«Wake me up when september ends»
(chapitre I)
Je ne crois pas qu’il soit bon, nécessaire, approprié, de me demander ce soir si mes jours ou –pourquoi pas?- mes heures, sont comptés.
Au-delà d'une réponse trop évidente (oui) qui ne satisfait que rarement, je me mets à soupçonner Dieu d’être soupçonneuse; une matrone, une mère méchante et cruelle, une marâtre aux bras robustes et poilus, une enfanteuse indifférente vis-à-vis celles et ceux qu’elle a enfanté, bref une génitrice indigne, insatisfaite de ses propres créations, donc insatisfaite de sa propre œuvre créatrice d’enfantement, qui pour en camoufler les imperfections, les bouts qui dépassent, les échardes aux doigts, avortons de moutons noirs et passages plus raboteux, fait mine que tout va bien, dénie les problèmes qu’on lui pose, élude les questions dont on la presse, s’obstine à demeurer silencieuse.
Une réponse trop évidente, trop brève ou trop prompte sous-entend que quelque chose, quelque part, a été truqué ou tronqué, caché en tout ou en partie. Pendant que la mère indigne, insatisfaite, laisse pendouiller des réponses trop simples et trop brèves pour ne pas laisser insatisfaits, il est aisé de s’asseoir, de se prendre la tête et de s’apercevoir que tout va, pour dire vrai, très mal.
La première question, qu’il faudrait te la prendre à la gorge et te la secouer, envoyer les bigoudis maternels partout et éclabousser des métaphores métaphysiques en bas des nuages, des arbres les plus hauts et en bas des cieux, la première question donc : nos jours et nos heures sont-ils et sont-elles compté(e)s ?
La réponse, qui revient tout aussi évidente, brève et prompte, revient affirmative; on devient soupçonneux, on devient du genre anguille sous rush.

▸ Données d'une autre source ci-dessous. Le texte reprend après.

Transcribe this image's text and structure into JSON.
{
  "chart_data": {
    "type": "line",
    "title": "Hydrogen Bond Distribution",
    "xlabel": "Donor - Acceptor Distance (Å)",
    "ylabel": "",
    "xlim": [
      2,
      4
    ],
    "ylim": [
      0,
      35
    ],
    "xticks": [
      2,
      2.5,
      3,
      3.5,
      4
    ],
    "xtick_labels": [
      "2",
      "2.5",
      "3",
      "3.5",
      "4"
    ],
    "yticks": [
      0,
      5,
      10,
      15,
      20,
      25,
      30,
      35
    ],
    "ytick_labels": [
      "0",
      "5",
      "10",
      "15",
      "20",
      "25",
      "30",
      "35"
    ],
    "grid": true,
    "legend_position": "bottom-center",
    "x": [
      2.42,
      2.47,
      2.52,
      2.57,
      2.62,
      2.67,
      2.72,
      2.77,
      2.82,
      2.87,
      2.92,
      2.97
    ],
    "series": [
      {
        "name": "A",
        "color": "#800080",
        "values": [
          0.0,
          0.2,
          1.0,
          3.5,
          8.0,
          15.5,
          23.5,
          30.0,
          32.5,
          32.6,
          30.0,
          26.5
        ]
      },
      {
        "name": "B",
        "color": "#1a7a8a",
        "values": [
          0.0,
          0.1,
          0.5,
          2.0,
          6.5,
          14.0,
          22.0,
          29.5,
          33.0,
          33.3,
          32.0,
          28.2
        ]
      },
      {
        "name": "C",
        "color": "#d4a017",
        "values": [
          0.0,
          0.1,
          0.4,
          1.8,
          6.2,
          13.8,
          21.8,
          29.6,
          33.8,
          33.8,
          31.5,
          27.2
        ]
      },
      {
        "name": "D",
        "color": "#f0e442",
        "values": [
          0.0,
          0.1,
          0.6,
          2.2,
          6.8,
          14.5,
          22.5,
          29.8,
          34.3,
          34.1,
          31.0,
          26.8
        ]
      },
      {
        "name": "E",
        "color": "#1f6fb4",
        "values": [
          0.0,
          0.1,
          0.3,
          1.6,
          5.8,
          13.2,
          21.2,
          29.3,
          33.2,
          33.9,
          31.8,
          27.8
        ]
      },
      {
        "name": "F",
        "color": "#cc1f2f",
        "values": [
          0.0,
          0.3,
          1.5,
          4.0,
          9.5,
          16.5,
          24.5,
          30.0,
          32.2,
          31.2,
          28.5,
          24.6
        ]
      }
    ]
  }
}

Évidemment que tout va fucking mal, à commencer par les famines, les guerres, les skinhead boot parties, les enfants dont le ventre creuse chaque matin, les wifebeaters, les épidémies, haines diverses, bombes, bombardements, sautages de gens, mais aussi à cause de ton bras, ta clavicule, ton genou et autres trucs importants.
Combien de jours nous reste-t-il et jusqu’à quel point sont-ils comptés ? Au-delà d’une réponse simple et courte, du genre de celles que l’on connaît déjà, j’ai en poche un paquet de sous-questions fleuves; et je prends des notes pour le jour où j’aurai l’occasion de défiler ma longue litanie de questions et obtenir, peut-être, si l’on est chanceux, une litanie de réponses précises, satisfaisantes.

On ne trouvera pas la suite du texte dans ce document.